Beware the Death Star flaw in Office 365

A long time ago, in a galaxy far, far away, a moisture farmer from Tatooine was able to blow up a planet-destroying Death Star with a single shot down a narrow pipe (well, and with the Force). You would have thought that the Empire would have bolstered protection for the reactor in its replacement Death Star, but no — entire ships were able to fly right to the core to blow it up too (once the shield generator was taken out).

The mega-clouds that are increasingly replacing data centers may also have such fatal flaws that could blow them up.

Take Office 365. Time has proven that it’s not infallible. There have been several major outages in the past two years, as well as many minor outages. The causes have varied, so there’s been no common fatal flaw discovered thus far.

For example, a December 3 outage in Europe had nothing to do with Office 365 itself but caused five hours of turmoil of customers, affecting, according to news reports, 1 percent of Outlook users on the desktop and 35 percent of Outlook users on the Web. And users were also unable to get into SharePoint, Power BI, Intune, and Yammer.

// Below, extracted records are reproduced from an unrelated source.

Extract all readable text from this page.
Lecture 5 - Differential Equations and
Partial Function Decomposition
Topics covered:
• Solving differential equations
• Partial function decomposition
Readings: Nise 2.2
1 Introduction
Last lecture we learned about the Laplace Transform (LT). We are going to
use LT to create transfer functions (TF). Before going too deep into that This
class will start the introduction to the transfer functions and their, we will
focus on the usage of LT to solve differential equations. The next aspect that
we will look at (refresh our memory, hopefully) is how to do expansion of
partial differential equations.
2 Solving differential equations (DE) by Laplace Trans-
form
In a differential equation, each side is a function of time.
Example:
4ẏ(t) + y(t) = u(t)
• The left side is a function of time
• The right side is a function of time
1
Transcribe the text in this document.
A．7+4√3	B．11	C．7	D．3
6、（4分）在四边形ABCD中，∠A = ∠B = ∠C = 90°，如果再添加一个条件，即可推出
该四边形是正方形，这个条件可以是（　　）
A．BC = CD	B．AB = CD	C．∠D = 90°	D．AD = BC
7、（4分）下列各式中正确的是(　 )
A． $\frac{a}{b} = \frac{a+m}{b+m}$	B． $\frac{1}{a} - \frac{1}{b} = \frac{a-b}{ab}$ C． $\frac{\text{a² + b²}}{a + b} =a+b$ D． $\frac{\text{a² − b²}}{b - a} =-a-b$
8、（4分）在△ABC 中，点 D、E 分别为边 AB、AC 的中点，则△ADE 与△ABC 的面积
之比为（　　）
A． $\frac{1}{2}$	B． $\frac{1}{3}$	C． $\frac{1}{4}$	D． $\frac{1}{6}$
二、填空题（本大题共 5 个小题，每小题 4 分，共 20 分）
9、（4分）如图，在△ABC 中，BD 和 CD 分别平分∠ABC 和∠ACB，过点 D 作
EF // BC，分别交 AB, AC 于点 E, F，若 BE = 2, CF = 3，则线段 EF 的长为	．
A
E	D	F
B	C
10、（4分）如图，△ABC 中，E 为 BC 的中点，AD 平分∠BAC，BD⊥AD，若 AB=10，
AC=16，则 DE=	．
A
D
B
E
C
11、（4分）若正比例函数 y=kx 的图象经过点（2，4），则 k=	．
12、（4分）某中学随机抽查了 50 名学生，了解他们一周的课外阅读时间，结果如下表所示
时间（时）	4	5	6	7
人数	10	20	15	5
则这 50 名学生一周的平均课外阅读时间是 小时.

The issue occurred in Azure Active Directory: A configuration error caused authentication failures for Web protocols. We now know that Office 365’s dependency on Azure is one of the weak spots in the service.

IT admins can easily see and understand the connection between server applications and Active Directory. For example, on-premises Exchange requires Active Directory to authenticate users and protocols. So if you’re having issues with DNS, connectivity, or any number of other things, your messaging environment will not work if it cannot communicate with Active Directory.

As Exchange MVP Tony Redmond has detailed, Exchange Online has a similar dependency on Azure Active Directory for authentication — and thus the same weakness.

Microsoft, while not apologetic about the outages, said it plans to make a variety of improvements to the service — mainly improved testing and fallback options — as well as better communication to users of service status.

While you wait for Microsoft — or any mega-cloud provider —  to make the perfect, indestructible cloud with amazingly transparent communication to its users, you can adopt third-party continuity offerings (like Mimecast) and monitoring offerings (like ENow’s Mailscape).

Do your research and find the ones that are right for you. And may the Force be with you.